Iraqi Christians in Peril this Christmas
Because of the poor security, Iraqi Christians had to celebrate midnight mass at sundown instead. Many Christians have fled Iraq for Syria and elsewhere, while others are afraid to go to the churches, which have been targeted in the past by bombers. (Ironically, the secular Arab nationalist regimes like the Syrian Baath have typically been favorable to local Christians, since they downplay religious identity.
The year 2005 has not been kind to Iraqi Christians, who number around 700,000. Like all Iraqis, they face problems of insecurity, violence, and kidnapping. But they are sometimes unfairly targeted as pro-Western. About 80 percent of Iraqi Christians are Uniate Catholics or Chaldeans, who acknowledge the Pope but have their own liturgy. Pope John Paul II, it should be remembered, opposed the Iraq War. The other 20 percent are Assyrians, rooted in a historical legacy of the Nestorian, Aramaic-using church of the Near East, though most of these have moved away from classical Nestorian theology (which emphasized the humanity of Jesus of Nazareth and refused to recognize the Mother Mary as the “mother of God.”) These are old, local churches.
The political events of 2005 often harmed the interests of the Chaldean and Assyrian Christians. The ballot boxes they should have received in their region of Ninevah in the north for the Jan. 30 elections often never arrived. They also alleged that they were slighted unfairly in the recent Dec. 15 polls. At some 3 percent of the population, they would ideally have 8 or so seats in the parliament, but do not.
The constitution forged in summer of 2005 and approved in a referendum on Oct. 15 makes Islam the religion of state in Iraq and says that the civil parliament may pass no legislation that contravenes Islamic law. Chaldeans and Assyrians vehemently protested these provisions, to no avail. They were especially concerned that the constitution likely makes it illegal for Muslims to convert to Christianity, and therefore puts Christians in legal peril if they are responsible for such conversions. It may also be that some Christian sentiments about Islam will be regarded as blasphemous, as has happened in nearby Pakistan.
Iraq’s Christians have also often been disadvantaged by the movement of Kurds into northern Iraq and Kurdish hopes of annexing much of Kirkuk and Ninevah to Kurdistan. There is often tension between Iraqi Christians and the Kurds because of these territorial issues.

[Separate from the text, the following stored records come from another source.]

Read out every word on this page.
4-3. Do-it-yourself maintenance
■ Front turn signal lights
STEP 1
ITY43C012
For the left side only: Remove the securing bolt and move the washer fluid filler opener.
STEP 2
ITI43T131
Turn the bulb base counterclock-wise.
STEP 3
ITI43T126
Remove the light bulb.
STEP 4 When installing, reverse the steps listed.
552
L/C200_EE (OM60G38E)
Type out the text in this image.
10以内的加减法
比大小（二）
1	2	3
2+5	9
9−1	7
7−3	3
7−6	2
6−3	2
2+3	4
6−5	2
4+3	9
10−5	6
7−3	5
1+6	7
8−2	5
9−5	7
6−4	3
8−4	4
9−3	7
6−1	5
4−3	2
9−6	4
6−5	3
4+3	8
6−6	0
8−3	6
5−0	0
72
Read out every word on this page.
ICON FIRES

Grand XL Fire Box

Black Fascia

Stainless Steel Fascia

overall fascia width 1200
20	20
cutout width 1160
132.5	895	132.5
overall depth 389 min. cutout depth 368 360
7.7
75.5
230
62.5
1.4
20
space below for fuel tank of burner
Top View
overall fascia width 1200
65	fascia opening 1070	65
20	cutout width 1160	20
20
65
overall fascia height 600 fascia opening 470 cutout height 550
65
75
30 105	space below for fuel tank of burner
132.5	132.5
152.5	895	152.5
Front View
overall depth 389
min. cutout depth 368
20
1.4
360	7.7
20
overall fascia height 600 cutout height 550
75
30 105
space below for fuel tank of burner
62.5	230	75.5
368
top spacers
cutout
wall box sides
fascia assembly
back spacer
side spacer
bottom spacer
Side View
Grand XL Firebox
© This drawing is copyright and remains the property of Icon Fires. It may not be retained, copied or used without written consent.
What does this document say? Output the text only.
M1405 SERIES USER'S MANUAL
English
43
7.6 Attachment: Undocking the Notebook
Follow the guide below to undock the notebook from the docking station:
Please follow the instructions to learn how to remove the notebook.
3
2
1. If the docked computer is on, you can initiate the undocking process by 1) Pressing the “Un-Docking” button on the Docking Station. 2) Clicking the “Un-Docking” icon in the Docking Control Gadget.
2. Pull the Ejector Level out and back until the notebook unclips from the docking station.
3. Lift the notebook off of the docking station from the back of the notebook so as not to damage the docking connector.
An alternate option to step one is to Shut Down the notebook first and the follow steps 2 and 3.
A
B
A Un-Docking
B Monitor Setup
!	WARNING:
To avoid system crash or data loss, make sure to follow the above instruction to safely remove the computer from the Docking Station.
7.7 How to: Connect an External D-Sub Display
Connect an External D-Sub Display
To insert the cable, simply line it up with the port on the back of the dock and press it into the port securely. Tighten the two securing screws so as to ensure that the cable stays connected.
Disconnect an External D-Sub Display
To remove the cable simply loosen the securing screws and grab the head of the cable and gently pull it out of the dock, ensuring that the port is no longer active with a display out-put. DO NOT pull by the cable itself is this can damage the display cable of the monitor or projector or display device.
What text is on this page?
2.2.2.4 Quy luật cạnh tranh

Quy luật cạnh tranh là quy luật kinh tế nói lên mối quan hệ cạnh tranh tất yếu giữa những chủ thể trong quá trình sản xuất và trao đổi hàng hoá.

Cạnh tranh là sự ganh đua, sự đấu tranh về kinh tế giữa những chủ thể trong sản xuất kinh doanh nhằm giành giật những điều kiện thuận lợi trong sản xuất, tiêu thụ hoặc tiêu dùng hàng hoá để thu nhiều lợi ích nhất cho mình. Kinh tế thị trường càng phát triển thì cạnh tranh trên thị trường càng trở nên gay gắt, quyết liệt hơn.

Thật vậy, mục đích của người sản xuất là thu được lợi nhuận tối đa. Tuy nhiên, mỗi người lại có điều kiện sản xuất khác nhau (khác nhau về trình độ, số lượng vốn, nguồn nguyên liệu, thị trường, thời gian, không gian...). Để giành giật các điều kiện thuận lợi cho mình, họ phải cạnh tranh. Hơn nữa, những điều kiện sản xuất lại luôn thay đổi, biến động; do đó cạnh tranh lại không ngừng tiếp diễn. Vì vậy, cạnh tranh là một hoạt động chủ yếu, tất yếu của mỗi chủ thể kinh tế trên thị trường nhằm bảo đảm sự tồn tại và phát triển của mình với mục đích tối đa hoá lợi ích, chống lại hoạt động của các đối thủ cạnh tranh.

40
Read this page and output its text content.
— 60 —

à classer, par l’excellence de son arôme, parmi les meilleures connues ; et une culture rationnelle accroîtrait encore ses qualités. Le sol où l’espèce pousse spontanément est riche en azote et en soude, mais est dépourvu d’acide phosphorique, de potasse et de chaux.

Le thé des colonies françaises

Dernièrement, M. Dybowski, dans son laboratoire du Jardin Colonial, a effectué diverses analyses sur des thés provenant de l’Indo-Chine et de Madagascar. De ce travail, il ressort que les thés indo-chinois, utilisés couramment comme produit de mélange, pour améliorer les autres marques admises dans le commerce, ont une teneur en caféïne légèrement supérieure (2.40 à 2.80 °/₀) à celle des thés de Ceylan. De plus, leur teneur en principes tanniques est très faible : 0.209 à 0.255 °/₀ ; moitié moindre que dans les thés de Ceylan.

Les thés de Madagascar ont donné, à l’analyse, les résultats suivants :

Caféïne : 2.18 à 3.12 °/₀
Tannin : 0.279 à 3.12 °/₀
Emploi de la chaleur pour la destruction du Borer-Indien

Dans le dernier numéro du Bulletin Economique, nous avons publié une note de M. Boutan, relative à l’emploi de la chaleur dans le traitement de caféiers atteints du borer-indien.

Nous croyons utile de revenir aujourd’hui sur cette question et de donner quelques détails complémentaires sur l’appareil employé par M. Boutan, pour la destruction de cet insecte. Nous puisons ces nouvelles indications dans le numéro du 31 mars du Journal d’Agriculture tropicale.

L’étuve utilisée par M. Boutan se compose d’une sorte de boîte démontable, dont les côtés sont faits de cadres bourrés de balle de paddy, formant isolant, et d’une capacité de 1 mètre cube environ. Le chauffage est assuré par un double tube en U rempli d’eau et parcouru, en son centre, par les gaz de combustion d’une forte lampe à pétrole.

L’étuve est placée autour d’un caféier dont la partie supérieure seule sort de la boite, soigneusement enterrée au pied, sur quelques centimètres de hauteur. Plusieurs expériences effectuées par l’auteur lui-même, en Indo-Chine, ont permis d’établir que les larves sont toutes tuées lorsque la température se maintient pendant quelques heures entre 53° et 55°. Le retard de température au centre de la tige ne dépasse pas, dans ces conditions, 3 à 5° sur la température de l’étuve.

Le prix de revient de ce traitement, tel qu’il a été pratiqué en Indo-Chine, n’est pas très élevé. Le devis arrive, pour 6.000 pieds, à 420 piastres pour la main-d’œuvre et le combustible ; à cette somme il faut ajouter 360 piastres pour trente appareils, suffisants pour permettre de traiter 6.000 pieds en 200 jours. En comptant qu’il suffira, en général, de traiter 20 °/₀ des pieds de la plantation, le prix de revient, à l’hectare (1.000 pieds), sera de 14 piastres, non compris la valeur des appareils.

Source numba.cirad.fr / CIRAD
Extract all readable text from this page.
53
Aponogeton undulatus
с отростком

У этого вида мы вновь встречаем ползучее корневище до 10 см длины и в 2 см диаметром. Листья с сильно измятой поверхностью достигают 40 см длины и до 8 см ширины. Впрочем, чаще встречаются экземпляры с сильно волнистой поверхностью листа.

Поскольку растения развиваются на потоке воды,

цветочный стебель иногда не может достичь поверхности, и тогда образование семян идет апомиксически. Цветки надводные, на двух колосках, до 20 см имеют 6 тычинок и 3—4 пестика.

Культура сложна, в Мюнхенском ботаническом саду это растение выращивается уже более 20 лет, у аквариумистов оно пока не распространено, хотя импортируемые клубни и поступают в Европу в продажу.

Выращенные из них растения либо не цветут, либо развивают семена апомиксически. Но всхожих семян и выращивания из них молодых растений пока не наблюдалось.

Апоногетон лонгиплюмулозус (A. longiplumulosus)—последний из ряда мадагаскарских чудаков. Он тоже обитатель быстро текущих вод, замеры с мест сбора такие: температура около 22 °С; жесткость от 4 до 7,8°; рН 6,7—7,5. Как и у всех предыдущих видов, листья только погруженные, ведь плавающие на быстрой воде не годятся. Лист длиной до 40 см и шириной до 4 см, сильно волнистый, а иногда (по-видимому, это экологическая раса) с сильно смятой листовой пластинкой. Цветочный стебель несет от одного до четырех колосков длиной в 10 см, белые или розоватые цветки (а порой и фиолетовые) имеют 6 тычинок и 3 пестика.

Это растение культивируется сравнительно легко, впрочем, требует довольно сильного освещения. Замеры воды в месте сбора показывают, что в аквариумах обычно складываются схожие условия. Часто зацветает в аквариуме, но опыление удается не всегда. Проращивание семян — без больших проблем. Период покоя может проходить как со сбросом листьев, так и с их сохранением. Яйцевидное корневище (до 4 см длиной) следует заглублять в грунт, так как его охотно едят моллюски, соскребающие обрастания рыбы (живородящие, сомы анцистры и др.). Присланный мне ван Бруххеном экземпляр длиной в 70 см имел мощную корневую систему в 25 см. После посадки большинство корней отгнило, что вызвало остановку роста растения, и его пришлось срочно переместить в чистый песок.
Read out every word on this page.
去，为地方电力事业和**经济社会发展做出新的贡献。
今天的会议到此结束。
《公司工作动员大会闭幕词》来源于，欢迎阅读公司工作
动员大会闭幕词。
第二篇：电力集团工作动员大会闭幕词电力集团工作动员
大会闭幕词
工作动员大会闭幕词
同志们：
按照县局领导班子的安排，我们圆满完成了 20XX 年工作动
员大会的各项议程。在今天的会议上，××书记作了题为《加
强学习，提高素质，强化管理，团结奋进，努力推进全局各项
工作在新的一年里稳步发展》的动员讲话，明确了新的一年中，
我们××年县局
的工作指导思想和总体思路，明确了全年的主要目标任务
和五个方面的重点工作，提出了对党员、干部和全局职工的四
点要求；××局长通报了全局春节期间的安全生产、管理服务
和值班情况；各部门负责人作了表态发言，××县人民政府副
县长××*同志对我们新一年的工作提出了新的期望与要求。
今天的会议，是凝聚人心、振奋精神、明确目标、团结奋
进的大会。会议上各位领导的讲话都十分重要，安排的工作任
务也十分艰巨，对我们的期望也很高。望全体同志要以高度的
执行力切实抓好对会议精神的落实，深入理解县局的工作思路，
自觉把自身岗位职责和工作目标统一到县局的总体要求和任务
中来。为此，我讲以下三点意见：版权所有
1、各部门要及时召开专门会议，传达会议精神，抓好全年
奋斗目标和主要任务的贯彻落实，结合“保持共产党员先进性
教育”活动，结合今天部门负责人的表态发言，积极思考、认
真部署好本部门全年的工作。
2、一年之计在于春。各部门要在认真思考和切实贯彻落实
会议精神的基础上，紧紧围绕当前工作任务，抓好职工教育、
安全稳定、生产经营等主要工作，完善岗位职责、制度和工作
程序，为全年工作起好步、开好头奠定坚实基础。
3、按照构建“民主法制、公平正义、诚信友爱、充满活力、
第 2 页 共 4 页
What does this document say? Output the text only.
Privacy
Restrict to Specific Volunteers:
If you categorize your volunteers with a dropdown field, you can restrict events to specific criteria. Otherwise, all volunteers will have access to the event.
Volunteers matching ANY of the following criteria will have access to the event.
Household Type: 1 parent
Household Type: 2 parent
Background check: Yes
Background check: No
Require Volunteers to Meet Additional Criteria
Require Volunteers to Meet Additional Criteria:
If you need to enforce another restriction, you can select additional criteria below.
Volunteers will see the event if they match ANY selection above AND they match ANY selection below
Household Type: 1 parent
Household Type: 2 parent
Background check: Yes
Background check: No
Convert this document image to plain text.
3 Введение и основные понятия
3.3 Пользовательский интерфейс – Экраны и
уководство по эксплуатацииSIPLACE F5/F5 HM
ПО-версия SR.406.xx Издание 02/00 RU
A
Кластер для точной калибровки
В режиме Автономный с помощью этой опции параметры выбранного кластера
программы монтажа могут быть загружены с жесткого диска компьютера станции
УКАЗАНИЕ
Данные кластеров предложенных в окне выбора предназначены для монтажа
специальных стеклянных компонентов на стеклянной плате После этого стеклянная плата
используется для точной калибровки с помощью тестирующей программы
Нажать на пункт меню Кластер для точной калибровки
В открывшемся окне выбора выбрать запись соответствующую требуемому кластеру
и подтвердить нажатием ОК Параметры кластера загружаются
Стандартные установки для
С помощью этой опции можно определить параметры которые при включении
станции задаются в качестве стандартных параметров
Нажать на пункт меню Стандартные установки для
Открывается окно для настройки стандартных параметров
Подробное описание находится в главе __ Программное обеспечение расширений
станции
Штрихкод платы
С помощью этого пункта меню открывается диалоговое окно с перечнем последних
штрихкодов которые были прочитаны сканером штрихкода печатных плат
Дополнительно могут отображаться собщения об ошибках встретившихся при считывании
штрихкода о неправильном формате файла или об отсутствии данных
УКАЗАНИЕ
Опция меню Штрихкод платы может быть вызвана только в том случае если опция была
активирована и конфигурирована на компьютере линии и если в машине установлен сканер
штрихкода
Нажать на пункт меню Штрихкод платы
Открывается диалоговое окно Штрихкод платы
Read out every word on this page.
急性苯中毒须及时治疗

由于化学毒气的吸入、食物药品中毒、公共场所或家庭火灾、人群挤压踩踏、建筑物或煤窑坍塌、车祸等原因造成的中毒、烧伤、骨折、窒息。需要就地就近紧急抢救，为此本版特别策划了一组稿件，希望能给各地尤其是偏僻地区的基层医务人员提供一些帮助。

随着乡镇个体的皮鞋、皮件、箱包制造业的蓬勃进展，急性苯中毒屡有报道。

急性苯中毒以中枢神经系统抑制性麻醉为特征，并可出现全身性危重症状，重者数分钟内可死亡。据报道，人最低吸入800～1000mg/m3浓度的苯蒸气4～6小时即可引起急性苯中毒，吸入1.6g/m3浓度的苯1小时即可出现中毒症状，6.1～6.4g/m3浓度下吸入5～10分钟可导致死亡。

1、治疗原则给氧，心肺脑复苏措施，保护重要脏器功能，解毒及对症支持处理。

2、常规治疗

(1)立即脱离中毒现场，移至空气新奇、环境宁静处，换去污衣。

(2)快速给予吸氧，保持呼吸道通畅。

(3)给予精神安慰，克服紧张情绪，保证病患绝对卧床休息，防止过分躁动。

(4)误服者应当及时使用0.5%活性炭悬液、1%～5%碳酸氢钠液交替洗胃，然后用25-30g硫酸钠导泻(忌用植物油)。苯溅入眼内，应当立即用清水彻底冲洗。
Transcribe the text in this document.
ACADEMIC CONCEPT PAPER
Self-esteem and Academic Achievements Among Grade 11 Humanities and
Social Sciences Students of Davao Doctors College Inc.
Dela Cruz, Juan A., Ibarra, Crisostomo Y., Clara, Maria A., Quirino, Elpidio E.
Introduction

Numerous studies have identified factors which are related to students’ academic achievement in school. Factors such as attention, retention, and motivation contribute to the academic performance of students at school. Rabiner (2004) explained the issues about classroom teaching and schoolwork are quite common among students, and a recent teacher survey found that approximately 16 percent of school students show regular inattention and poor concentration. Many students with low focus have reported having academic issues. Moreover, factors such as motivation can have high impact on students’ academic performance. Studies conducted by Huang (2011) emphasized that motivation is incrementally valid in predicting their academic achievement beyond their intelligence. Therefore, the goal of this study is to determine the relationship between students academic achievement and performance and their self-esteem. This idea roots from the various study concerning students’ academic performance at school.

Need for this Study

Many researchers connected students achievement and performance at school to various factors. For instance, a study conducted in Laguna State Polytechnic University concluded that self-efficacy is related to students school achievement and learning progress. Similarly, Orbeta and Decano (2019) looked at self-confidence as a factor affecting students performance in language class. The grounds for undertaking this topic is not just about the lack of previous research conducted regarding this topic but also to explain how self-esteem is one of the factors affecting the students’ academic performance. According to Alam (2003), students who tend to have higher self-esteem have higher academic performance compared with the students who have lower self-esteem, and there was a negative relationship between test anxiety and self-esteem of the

The Chaldeans are deeply worried about their future. They are concerned with the likely impact on their community of emigration (because of the bad security) and of the rise in Iraq of political Islam. They are also profoundly fearful and resentful of evangelical Protestant targeting of their members for conversion. (In modern Middle Eastern history, Presbyterians and Baptists have on a number of occasions launched a big push to convert Muslims, which invariably failed miserably, after which the missionaries turned their attention to local Eastern Orthodox, Catholic and other Middle Eastern Christians).
It seems clear that the new order that Bush has brought to Iraq holds substantial perils for the indigenous Iraqi Christian community.